O MAB exigiu em comunicado a “investigação rápida do crime” e a implementação de “medidas de segurança para os atingidos por barragens em todo o Brasil”, país que em janeiro passado testemunhou uma das piores tragédias mineiras do mundo, após a rutura de uma barragem em Brumadinho, no Estado de Minas Gerais.

Um mar de lama arrasou, em segundos, as casas adjacentes à barragem e parte das instalações da Vale, a maior produtora e exportadora mundial de ferro, provocando 209 mortos e 97 desaparecidos.

“O assassinato de Dilma é mais um triste momento na história dos atingidos por barragens, que hoje comemoravam o Dia Internacional da Água”, destacou o movimento nas suas redes sociais.

A Comissão Pastoral da Terra, uma organização ligada à Igreja Católica, referiu que o acampamento onde as três pessoas foram mortas tem um histórico de conflitos.

O terreno foi ocupado há 12 anos por 400 famílias ligadas ao Movimento dos Sem Terra e desde então o acampamento tem sido alvo de vários ataques.

Segundo aquela Comissão Pastoral, se se confirmar que os assassinatos estão relacionados com conflitos agrários, este será o primeiro confronto com mortes no campo desde o início do ano.

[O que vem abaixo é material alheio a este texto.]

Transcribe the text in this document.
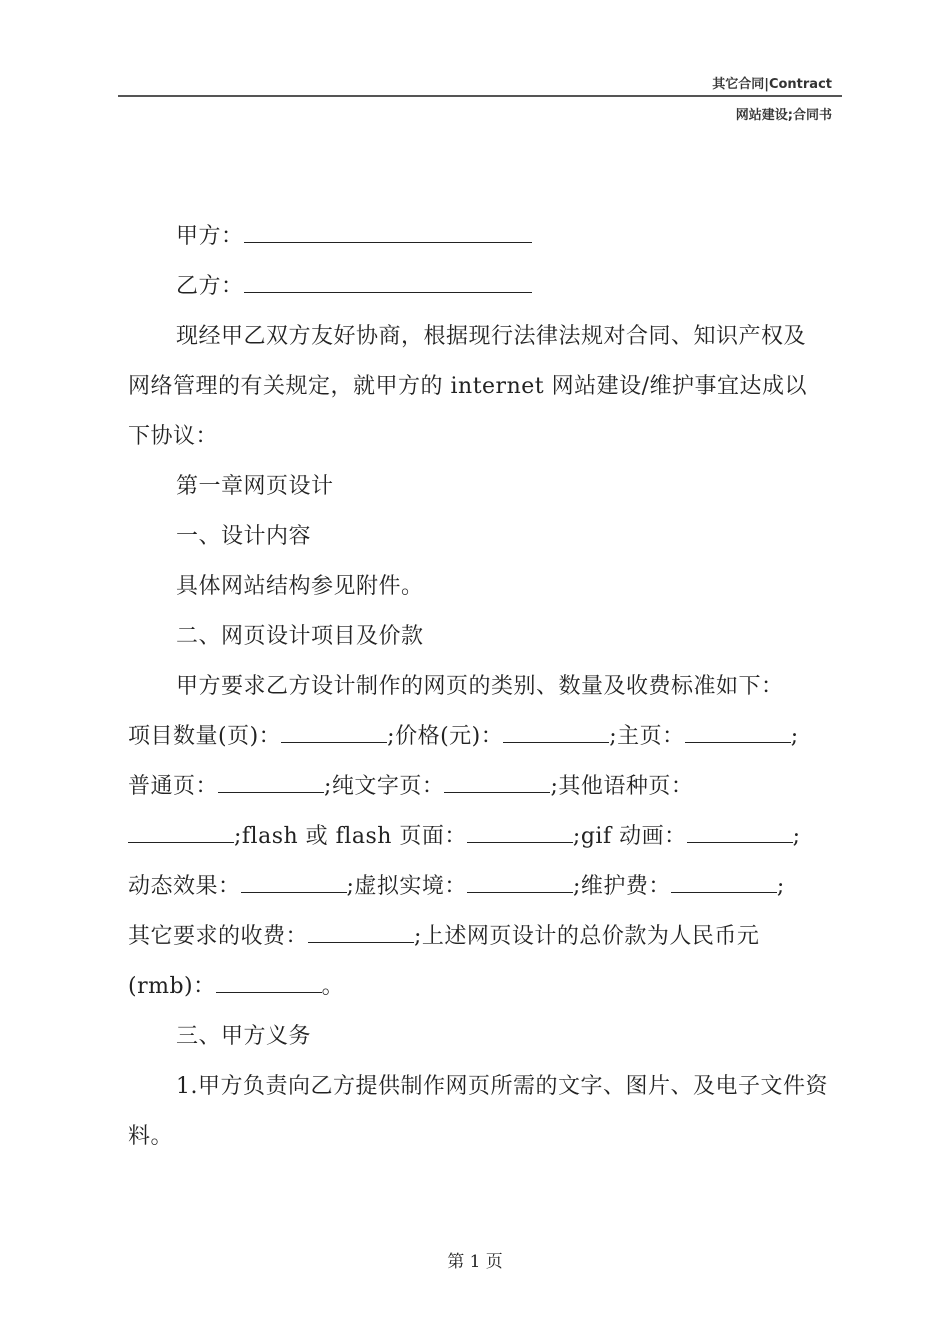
其它合同|Contract
网站建设;合同书

甲方：

乙方：

现经甲乙双方友好协商，根据现行法律法规对合同、知识产权及网络管理的有关规定，就甲方的 internet 网站建设/维护事宜达成以下协议：

第一章网页设计

一、设计内容

具体网站结构参见附件。

二、网页设计项目及价款

甲方要求乙方设计制作的网页的类别、数量及收费标准如下：

项目数量(页)：	;价格(元)：	;主页：	;
普通页：	;纯文字页：	;其他语种页：
;flash 或 flash 页面：	;gif 动画：	;
动态效果：	;虚拟实境：	;维护费：	;
其它要求的收费：	;上述网页设计的总价款为人民币元
(rmb)：	。

三、甲方义务

1.甲方负责向乙方提供制作网页所需的文字、图片、及电子文件资料。

第 1 页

A morte de Dilma Ferreira Silva foi anunciada pelo Partido dos Trabalhadores (PT) e pela ex-Presidente brasileira Dilma Rousseff, que em 2011 teve uma audiência com a coordenadora do MAB e obteve um documento com diversos pedidos do movimento.

Rousseff disse em comunicado que Dilma Ferreira e as outras duas pessoas mortas são “as novas vítimas da violência no campo”, referindo que a morte da líder do MAB foi “autorizada pelo discurso de ódio e pela negligência do atual Governo” do Presidente Jair Bolsonaro.